A. 遮熱タイプのハニカムシェードは、日射の入りを大幅に抑える効果があります。一条工務店の公式情報では標準の断熱タイプで熱損失を約25%低減するとされており、遮熱タイプはさらに日射を遮断する機能が加わります。実際の体感は窓の向きや室内条件によって異なるため、日当たりの強い南・西の窓から優先して検討するとよいでしょう。
- 遮熱カーテンはカーテンレールと窓枠の隙間をなくすと効果が高まる
- ポータブル冷風機は脱衣所や作業スペースの補助冷却に向いている
- さらぽかなしの場合は遮熱対策と朝からのエアコン稼働が基本の組み合わせ
- 遮熱ハニカムシェードは日当たりの強い南・西面の窓から優先して検討する
まとめ
一条工務店の平屋が暑いと感じる主な原因は、平屋特有の「屋根直下の構造」と、高気密住宅の「熱が入ると逃げにくい」という性質の組み合わせにあります。
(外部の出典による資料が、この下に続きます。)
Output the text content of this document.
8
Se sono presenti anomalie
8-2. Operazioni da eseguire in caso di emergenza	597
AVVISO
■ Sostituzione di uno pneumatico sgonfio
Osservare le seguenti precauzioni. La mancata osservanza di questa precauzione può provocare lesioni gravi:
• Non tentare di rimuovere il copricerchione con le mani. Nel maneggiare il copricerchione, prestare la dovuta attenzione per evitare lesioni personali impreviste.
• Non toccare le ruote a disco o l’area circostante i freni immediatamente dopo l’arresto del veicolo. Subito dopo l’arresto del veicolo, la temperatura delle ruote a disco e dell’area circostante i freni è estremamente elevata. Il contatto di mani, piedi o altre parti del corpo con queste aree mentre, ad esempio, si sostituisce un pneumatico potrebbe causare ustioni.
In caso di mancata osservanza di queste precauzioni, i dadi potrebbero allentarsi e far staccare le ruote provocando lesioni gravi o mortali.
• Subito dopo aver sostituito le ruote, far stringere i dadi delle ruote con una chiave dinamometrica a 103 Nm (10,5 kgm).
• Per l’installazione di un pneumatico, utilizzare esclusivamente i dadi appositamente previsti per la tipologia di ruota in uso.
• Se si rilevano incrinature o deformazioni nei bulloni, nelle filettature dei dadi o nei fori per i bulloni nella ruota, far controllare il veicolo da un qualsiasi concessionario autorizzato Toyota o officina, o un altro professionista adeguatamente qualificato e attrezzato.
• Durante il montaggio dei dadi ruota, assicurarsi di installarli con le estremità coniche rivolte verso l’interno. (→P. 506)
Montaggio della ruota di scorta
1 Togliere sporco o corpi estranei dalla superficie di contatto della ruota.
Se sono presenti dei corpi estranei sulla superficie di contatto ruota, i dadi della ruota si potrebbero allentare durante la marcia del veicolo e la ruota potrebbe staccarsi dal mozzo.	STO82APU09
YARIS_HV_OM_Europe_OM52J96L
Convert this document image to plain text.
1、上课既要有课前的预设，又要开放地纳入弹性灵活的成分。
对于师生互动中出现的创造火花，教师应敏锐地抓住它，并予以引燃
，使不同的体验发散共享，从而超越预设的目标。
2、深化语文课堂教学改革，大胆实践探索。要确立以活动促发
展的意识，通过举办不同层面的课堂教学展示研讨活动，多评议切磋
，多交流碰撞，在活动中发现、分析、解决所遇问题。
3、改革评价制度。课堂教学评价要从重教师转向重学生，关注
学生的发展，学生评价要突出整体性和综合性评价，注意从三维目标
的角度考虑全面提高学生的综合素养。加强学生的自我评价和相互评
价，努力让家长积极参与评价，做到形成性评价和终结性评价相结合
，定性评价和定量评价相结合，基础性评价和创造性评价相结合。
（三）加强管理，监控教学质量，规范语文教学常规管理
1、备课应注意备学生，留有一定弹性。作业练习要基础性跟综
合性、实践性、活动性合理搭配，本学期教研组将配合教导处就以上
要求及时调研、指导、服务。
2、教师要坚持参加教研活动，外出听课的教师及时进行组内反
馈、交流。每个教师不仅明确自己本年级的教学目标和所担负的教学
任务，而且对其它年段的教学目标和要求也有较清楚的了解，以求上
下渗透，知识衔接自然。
これは住宅の欠点ではなく、仕組みを理解したうえで適切な対策を取ることで解消できます。
まず試したいのは、南面・西面の窓への遮熱対策です。外付けシェードや遮熱タイプのハニカムシェードを活用して日射を窓の外側で遮ることが、室温上昇を抑える最も効率的な一歩になります。あわせてエアコンを気温が上がる前の午前中から稼働させる習慣を取り入れると、室温の安定が図りやすくなります。
平屋の夏の快適性は、設備の性能だけでなく日射管理・換気のタイミング・空気の循環という3つの組み合わせで大きく変わります。できるところから一つずつ試しながら、自分の住まいに合った対策を見つけていただければと思います。